Tuesday, February 27, 2007

The Assault on Freedoms


Many of us see Britain as the birthplace of our modern civil rights and freedoms. It all began with Magna Carta Libertatum, the great charter of 1215, that first provided the King could be subject to the Rule of Law. From that evolved the English Common Law that most of the English-speaking world, America included, embraces today.


The first decade of the third millenia may eventually become known as the retreat from civil liberties, civil rights. Notions such as secret surveillance, indefinite detention without charge or trial, and the demise of habeus corpus mark the evolution of a relationship between governments and their peoples that would have been considered outrageous just a decade ago. Australia, Britain, the United States and even Canada have used the war on terror as a pretext to strip away the constraints on government.

Now the Brits are toying with the idea of abandoning the principle of "reasonable cause" to allow UK police to stop motorists at random to demand breath samples.
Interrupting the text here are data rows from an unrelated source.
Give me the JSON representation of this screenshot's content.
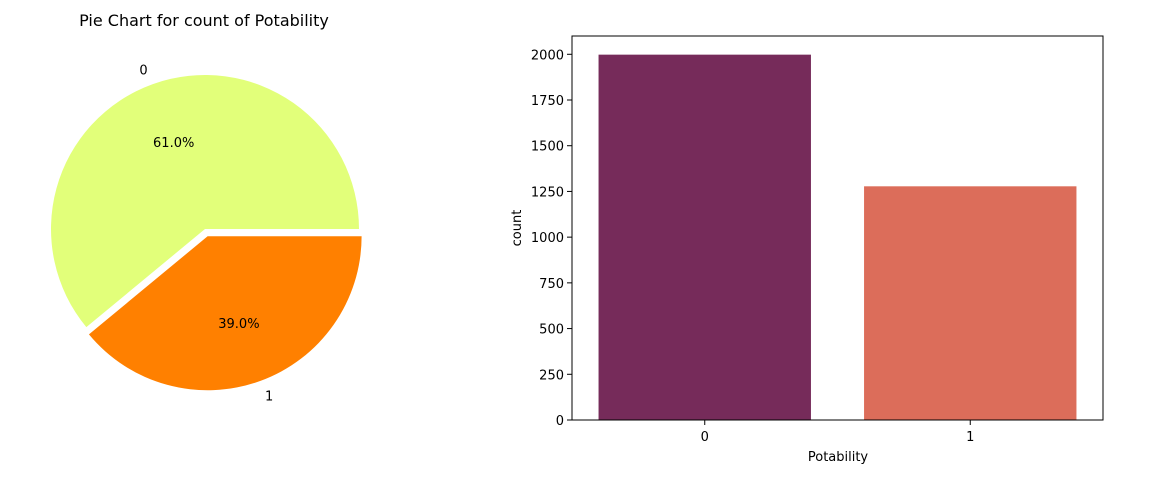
{
  "chart_data": [
    {
      "type": "pie",
      "title": "Pie Chart for count of Potability",
      "labels": [
        "0",
        "1"
      ],
      "values": [
        61.0,
        39.0
      ],
      "percent_labels": [
        "61.0%",
        "39.0%"
      ],
      "colors": [
        "#e2ff7a",
        "#ff8000"
      ],
      "explode_slice": "1"
    },
    {
      "type": "bar",
      "title": "",
      "categories": [
        "0",
        "1"
      ],
      "values": [
        1998,
        1278
      ],
      "colors": [
        "#762b5a",
        "#dc6d5a"
      ],
      "xlabel": "Potability",
      "ylabel": "count",
      "ylim": [
        0,
        2100
      ],
      "yticks": [
        "0",
        "250",
        "500",
        "750",
        "1000",
        "1250",
        "1500",
        "1750",
        "2000"
      ],
      "grid": false
    }
  ]
}
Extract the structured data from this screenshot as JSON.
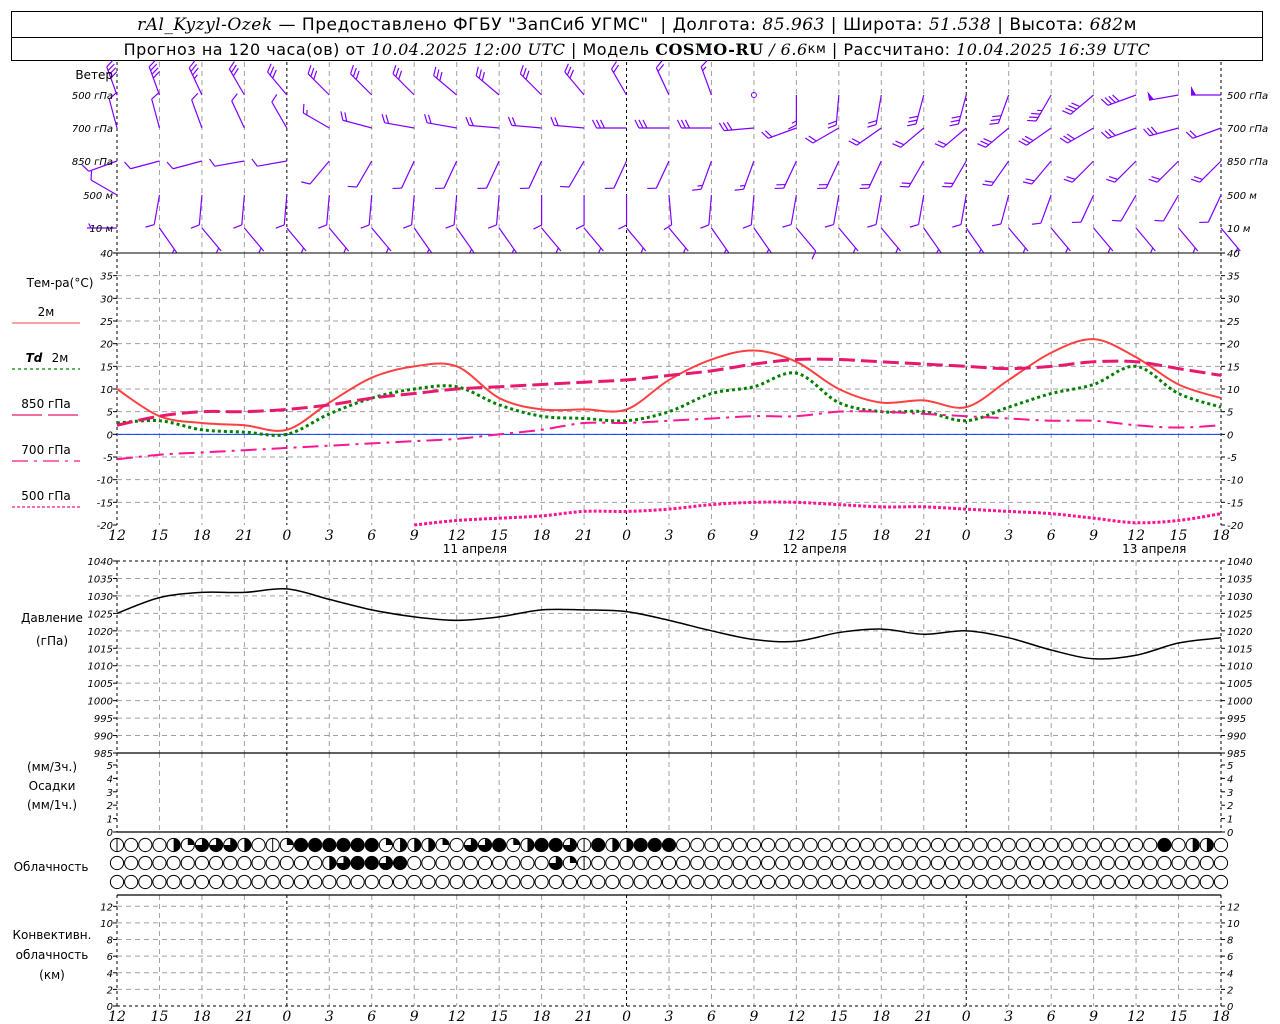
{
  "header": {
    "station": "rAl_Kyzyl-Ozek",
    "provider": " — Предоставлено ФГБУ \"ЗапСиб УГМС\" ",
    "sep": " | ",
    "lon_label": "Долгота: ",
    "lon": "85.963",
    "lat_label": "Широта: ",
    "lat": "51.538",
    "alt_label": "Высота: ",
    "alt": "682",
    "alt_unit": "м",
    "forecast_label": "Прогноз на 120 часа(ов) от ",
    "forecast_time": "10.04.2025 12:00 UTC",
    "model_label": "Модель ",
    "model": "COSMO-RU",
    "model_res_sep": " / ",
    "model_res": "6.6",
    "model_res_unit": "км",
    "calc_label": "Рассчитано: ",
    "calc_time": "10.04.2025 16:39 UTC"
  },
  "colors": {
    "wind": "#8000ff",
    "t2m": "#ff4040",
    "td2m": "#008000",
    "t850": "#e8186e",
    "t700": "#ff1493",
    "t500": "#ff1493",
    "zero": "#0040ff",
    "grid": "#a0a0a0"
  },
  "labels": {
    "wind": "Ветер",
    "levels": [
      "500 гПа",
      "700 гПа",
      "850 гПа",
      "500  м",
      "10   м"
    ],
    "temp_title": "Тем-ра(°C)",
    "leg_2m": "2м",
    "leg_td": "Td",
    "leg_td_2m": "2м",
    "leg_850": "850 гПа",
    "leg_700": "700 гПа",
    "leg_500": "500 гПа",
    "pressure_1": "Давление",
    "pressure_2": "(гПа)",
    "precip_1": "(мм/3ч.)",
    "precip_2": "Осадки",
    "precip_3": "(мм/1ч.)",
    "clouds": "Облачность",
    "conv_1": "Конвективн.",
    "conv_2": "облачность",
    "conv_3": "(км)",
    "dates": [
      "11 апреля",
      "12 апреля",
      "13 апреля"
    ]
  },
  "chart_data": [
    {
      "type": "wind_barbs",
      "title": "Ветер",
      "hours": [
        0,
        3,
        6,
        9,
        12,
        15,
        18,
        21,
        24,
        27,
        30,
        33,
        36,
        39,
        42,
        45,
        48,
        51,
        54,
        57,
        60,
        63,
        66,
        69,
        72,
        75,
        78
      ],
      "units": "m/s, direction from (deg)",
      "levels": [
        {
          "name": "500 гПа",
          "dir": [
            340,
            340,
            335,
            330,
            320,
            315,
            315,
            315,
            310,
            310,
            315,
            320,
            330,
            335,
            340,
            0,
            180,
            185,
            190,
            195,
            195,
            200,
            210,
            230,
            250,
            260,
            270
          ],
          "speed": [
            20,
            20,
            18,
            16,
            15,
            15,
            15,
            15,
            15,
            15,
            15,
            15,
            12,
            10,
            8,
            0,
            8,
            10,
            12,
            15,
            15,
            17,
            18,
            20,
            22,
            25,
            25
          ]
        },
        {
          "name": "700 гПа",
          "dir": [
            345,
            345,
            340,
            335,
            330,
            300,
            285,
            280,
            280,
            275,
            275,
            275,
            270,
            270,
            270,
            265,
            250,
            240,
            235,
            230,
            230,
            230,
            235,
            240,
            250,
            255,
            250
          ],
          "speed": [
            7,
            7,
            7,
            7,
            7,
            8,
            10,
            10,
            10,
            10,
            12,
            12,
            15,
            15,
            15,
            15,
            12,
            12,
            12,
            12,
            12,
            15,
            15,
            15,
            15,
            15,
            12
          ]
        },
        {
          "name": "850 гПа",
          "dir": [
            250,
            255,
            255,
            260,
            260,
            220,
            210,
            205,
            205,
            205,
            205,
            210,
            205,
            205,
            200,
            200,
            205,
            205,
            205,
            210,
            210,
            215,
            220,
            225,
            225,
            225,
            225
          ],
          "speed": [
            5,
            5,
            5,
            5,
            5,
            7,
            7,
            7,
            7,
            7,
            7,
            7,
            7,
            7,
            8,
            8,
            10,
            10,
            10,
            10,
            10,
            10,
            10,
            10,
            10,
            10,
            10
          ]
        },
        {
          "name": "500 м",
          "dir": [
            300,
            190,
            185,
            185,
            185,
            185,
            185,
            185,
            185,
            185,
            180,
            180,
            180,
            175,
            185,
            185,
            190,
            190,
            190,
            190,
            190,
            195,
            200,
            205,
            210,
            210,
            205
          ],
          "speed": [
            5,
            5,
            5,
            5,
            5,
            5,
            5,
            5,
            5,
            5,
            5,
            5,
            5,
            5,
            5,
            7,
            7,
            7,
            7,
            7,
            7,
            7,
            7,
            7,
            7,
            7,
            7
          ]
        },
        {
          "name": "10 м",
          "dir": [
            270,
            145,
            140,
            140,
            140,
            140,
            140,
            145,
            145,
            145,
            140,
            140,
            140,
            140,
            145,
            145,
            140,
            140,
            140,
            145,
            145,
            140,
            140,
            140,
            140,
            140,
            140
          ],
          "speed": [
            3,
            3,
            3,
            3,
            3,
            3,
            3,
            3,
            3,
            3,
            3,
            3,
            3,
            3,
            3,
            3,
            5,
            3,
            3,
            3,
            3,
            3,
            3,
            3,
            3,
            3,
            3
          ]
        }
      ]
    },
    {
      "type": "line",
      "title": "Тем-ра(°C)",
      "x_hours": [
        0,
        3,
        6,
        9,
        12,
        15,
        18,
        21,
        24,
        27,
        30,
        33,
        36,
        39,
        42,
        45,
        48,
        51,
        54,
        57,
        60,
        63,
        66,
        69,
        72,
        75,
        78
      ],
      "x_tick_labels": [
        "12",
        "15",
        "18",
        "21",
        "0",
        "3",
        "6",
        "9",
        "12",
        "15",
        "18",
        "21",
        "0",
        "3",
        "6",
        "9",
        "12",
        "15",
        "18",
        "21",
        "0",
        "3",
        "6",
        "9",
        "12",
        "15",
        "18"
      ],
      "ylim": [
        -20,
        40
      ],
      "y_ticks": [
        -20,
        -15,
        -10,
        -5,
        0,
        5,
        10,
        15,
        20,
        25,
        30,
        35,
        40
      ],
      "series": [
        {
          "name": "2м",
          "values": [
            10,
            4,
            2.5,
            2,
            1,
            7,
            12.5,
            15,
            15,
            8,
            5.5,
            5.5,
            5.5,
            12,
            16.5,
            18.5,
            16,
            10,
            7,
            7.5,
            6,
            12,
            18,
            21,
            17,
            11,
            8
          ]
        },
        {
          "name": "Td 2м",
          "values": [
            2.5,
            3,
            1,
            0.5,
            0,
            4.5,
            8,
            10,
            10.5,
            6.5,
            4,
            3.5,
            3,
            5,
            9,
            10.5,
            13.5,
            7,
            5,
            5,
            3,
            6,
            9,
            11,
            15,
            9,
            6
          ]
        },
        {
          "name": "850 гПа",
          "values": [
            2,
            4,
            5,
            5,
            5.5,
            6.5,
            8,
            9,
            10,
            10.5,
            11,
            11.5,
            12,
            13,
            14,
            15.5,
            16.5,
            16.5,
            16,
            15.5,
            15,
            14.5,
            15,
            16,
            16,
            14.5,
            13
          ]
        },
        {
          "name": "700 гПа",
          "values": [
            -5.5,
            -4.5,
            -4,
            -3.5,
            -3,
            -2.5,
            -2,
            -1.5,
            -1,
            0,
            1,
            2.5,
            2.5,
            3,
            3.5,
            4,
            4,
            5,
            5,
            4.5,
            4,
            3.5,
            3,
            3,
            2,
            1.5,
            2
          ]
        },
        {
          "name": "500 гПа",
          "values": [
            null,
            null,
            null,
            null,
            null,
            null,
            null,
            -20,
            -19,
            -18.5,
            -18,
            -17,
            -17,
            -16.5,
            -15.5,
            -15,
            -15,
            -15.5,
            -16,
            -16,
            -16.5,
            -17,
            -17.5,
            -18.5,
            -19.5,
            -19,
            -17.5
          ]
        }
      ]
    },
    {
      "type": "line",
      "title": "Давление (гПа)",
      "ylim": [
        985,
        1040
      ],
      "y_ticks": [
        985,
        990,
        995,
        1000,
        1005,
        1010,
        1015,
        1020,
        1025,
        1030,
        1035,
        1040
      ],
      "series": [
        {
          "name": "Давление",
          "values": [
            1025,
            1029.5,
            1031,
            1031,
            1032,
            1029,
            1026,
            1024,
            1023,
            1024,
            1026,
            1026,
            1025.5,
            1023,
            1020,
            1017.5,
            1017,
            1019.5,
            1020.5,
            1019,
            1020,
            1018,
            1014.5,
            1012,
            1013,
            1016.5,
            1018
          ]
        }
      ]
    },
    {
      "type": "bar",
      "title": "Осадки",
      "ylim": [
        0,
        5
      ],
      "y_ticks": [
        0,
        1,
        2,
        3,
        4,
        5
      ],
      "values": []
    },
    {
      "type": "table",
      "title": "Облачность",
      "units": "octas, hourly from hour 0 to 78",
      "rows": [
        [
          1,
          0,
          0,
          0,
          4,
          2,
          6,
          6,
          6,
          4,
          0,
          1,
          2,
          8,
          8,
          8,
          8,
          8,
          8,
          2,
          4,
          4,
          4,
          2,
          0,
          6,
          6,
          8,
          2,
          4,
          8,
          8,
          6,
          1,
          8,
          4,
          4,
          8,
          8,
          8,
          0,
          0,
          0,
          0,
          0,
          0,
          0,
          0,
          0,
          0,
          0,
          0,
          0,
          0,
          0,
          0,
          0,
          0,
          0,
          0,
          0,
          0,
          0,
          0,
          0,
          0,
          0,
          0,
          0,
          0,
          0,
          0,
          0,
          0,
          8,
          0,
          4,
          4,
          0
        ],
        [
          0,
          0,
          0,
          0,
          0,
          0,
          0,
          0,
          0,
          0,
          0,
          0,
          0,
          0,
          0,
          4,
          6,
          8,
          8,
          6,
          8,
          0,
          0,
          0,
          0,
          0,
          0,
          0,
          0,
          0,
          0,
          6,
          2,
          1,
          0,
          0,
          0,
          0,
          0,
          0,
          0,
          0,
          0,
          0,
          0,
          0,
          0,
          0,
          0,
          0,
          0,
          0,
          0,
          0,
          0,
          0,
          0,
          0,
          0,
          0,
          0,
          0,
          0,
          0,
          0,
          0,
          0,
          0,
          0,
          0,
          0,
          0,
          0,
          0,
          0,
          0,
          0,
          0,
          0
        ],
        [
          0,
          0,
          0,
          0,
          0,
          0,
          0,
          0,
          0,
          0,
          0,
          0,
          0,
          0,
          0,
          0,
          0,
          0,
          0,
          0,
          0,
          0,
          0,
          0,
          0,
          0,
          0,
          0,
          0,
          0,
          0,
          0,
          0,
          0,
          0,
          0,
          0,
          0,
          0,
          0,
          0,
          0,
          0,
          0,
          0,
          0,
          0,
          0,
          0,
          0,
          0,
          0,
          0,
          0,
          0,
          0,
          0,
          0,
          0,
          0,
          0,
          0,
          0,
          0,
          0,
          0,
          0,
          0,
          0,
          0,
          0,
          0,
          0,
          0,
          0,
          0,
          0,
          0,
          0
        ]
      ]
    },
    {
      "type": "bar",
      "title": "Конвективн. облачность (км)",
      "ylim": [
        0,
        13
      ],
      "y_ticks": [
        0,
        2,
        4,
        6,
        8,
        10,
        12
      ],
      "values": []
    }
  ]
}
This would gut both the right to privacy and the right to be protected against unreasonable searches by the state.

Parliamentary Advisory Council for Transport Safety director Rob Gifford said the move would be a deterrent. "Giving police this power will make many people think they have a greater chance of being caught."

This smacks of trampling on historic and fundamental rights for the sake of convenience. Rights out never to be abridged except when that is absolutely necessary to achieve a critical purpose and there is no other solution.